Involuntary manslaughter, it turns out, is a Class C felony, meaning that the maximum punishment is seven years. It is unheard-of to "max out" a first-time offender for any crime, especially one involving no criminal intent, and, as one attorney told me, "Just about zero out of 100 do time in the city for Class C felonies."

Meanwhile, the terms of Little's probation are probably harsher than your typical involuntary-manslaughter convict's. He has to stay out of bars, submit to drug and alcohol testing, perform 1,000 hours of community service, work with Mothers Against Drunk Driving and — and this is a bit unusual — make a "good-faith effort" to satisfy any civil judgments against him.

Cohen warned him that if he messes up, he gets the full seven years, which, the lawyers tell me, is the reason he got a suspended imposition of sentence rather than the more common suspended execution of sentence. Had Little been sentenced to the four years recommended by the circuit attorney and then gotten a suspended execution of sentence, messing up would have cost him four years, not seven.
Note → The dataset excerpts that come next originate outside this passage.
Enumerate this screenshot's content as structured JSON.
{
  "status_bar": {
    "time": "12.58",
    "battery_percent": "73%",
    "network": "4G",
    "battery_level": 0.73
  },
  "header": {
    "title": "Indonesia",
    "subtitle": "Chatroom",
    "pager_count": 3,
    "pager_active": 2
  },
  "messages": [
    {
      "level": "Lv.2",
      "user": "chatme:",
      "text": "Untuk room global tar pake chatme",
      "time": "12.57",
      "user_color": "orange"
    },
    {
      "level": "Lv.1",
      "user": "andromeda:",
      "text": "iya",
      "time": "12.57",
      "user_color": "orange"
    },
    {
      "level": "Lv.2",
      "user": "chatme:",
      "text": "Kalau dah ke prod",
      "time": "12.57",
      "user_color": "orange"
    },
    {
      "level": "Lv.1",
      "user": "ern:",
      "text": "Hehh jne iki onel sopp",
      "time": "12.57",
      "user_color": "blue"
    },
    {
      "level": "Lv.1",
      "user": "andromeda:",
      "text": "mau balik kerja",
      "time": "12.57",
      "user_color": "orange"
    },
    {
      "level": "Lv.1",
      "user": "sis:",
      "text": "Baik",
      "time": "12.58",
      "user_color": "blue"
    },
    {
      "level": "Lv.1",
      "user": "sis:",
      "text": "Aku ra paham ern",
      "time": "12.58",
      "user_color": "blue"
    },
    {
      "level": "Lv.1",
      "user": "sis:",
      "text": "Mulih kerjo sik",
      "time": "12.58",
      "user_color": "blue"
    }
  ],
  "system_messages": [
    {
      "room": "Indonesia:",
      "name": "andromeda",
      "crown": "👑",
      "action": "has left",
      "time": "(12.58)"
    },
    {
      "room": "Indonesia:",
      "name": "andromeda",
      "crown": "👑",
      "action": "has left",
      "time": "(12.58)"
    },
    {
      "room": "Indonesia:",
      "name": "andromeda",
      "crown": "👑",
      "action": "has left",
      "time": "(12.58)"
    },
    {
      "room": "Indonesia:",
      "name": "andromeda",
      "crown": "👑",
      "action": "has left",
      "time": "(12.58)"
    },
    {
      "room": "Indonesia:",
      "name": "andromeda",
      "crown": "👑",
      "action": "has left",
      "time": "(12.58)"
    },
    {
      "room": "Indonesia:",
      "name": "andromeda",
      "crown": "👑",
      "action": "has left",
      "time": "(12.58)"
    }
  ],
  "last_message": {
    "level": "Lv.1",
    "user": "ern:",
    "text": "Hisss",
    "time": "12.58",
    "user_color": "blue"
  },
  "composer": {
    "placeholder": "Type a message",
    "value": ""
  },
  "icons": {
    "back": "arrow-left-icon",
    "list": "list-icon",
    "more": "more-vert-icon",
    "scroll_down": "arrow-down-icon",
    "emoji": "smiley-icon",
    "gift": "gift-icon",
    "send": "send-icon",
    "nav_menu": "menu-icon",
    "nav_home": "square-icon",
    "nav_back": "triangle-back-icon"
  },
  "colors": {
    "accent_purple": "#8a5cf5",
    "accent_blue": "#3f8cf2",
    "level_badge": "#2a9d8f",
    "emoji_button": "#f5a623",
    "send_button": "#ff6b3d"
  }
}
It still sounds light to me for taking a life, and it's hard not to sympathize with the Gutweiler family, who expressed outrage at the plea agreement. But one cold reality is irrefutable: People don't do years in prison for taking other people's lives in traffic accidents, alcohol-related or not.

Maybe that should change, maybe it shouldn't — at least, if society can come up with a meaningful sort of punishment in its place — but there is no reason that a sea change in the criminal-justice system should start with Leonard Little just because he plays football.

"I would commend the judge for giving a sentence that is consistent with the sentences in her district (the city) without regard to his celebrity status," Scott Rosenblum, Little's attorney, tells me. "She had to know this would be an extremely unpopular decision, but she stayed consistent to her circuit."

But what if Little were just another 24-year-old black man in the city, one who couldn't afford the services of one of the city's most accomplished defense attorneys? Would he be so lucky?

"It's hard to look at cases in a vacuum," Rosenblum says. "Every case has its own peculiarities. Having said that, I'm confident that this judge would have treated that hypothetical individual in the same manner she treated Leonard Little."

From all evidence, Rosenblum is right, whether he should be or not.

That is small comfort to the grieving Gutweilers, who asked Cohen to impose the four years recommended by the prosecutors.

"We believe the sentence should at least reflect the misery and loss his conduct has caused us and not just be a sentence of nothing more than a temporary inconvenience in his work schedule," William Gutweiler, the victim's husband, told Cohen.

That's not how the system works, though, and with all respect to the family's understandable rage, Cohen steered a pretty even course. I still don't like the part about Little's record being cleansed — I think being branded a felon for life would be deserved — but the notion of making Little pay his debt in a manner designed to avoid future tragedies would seem more valuable to society than dumping him in the slammer for a year or two (which is what a four-year sentence would likely mean).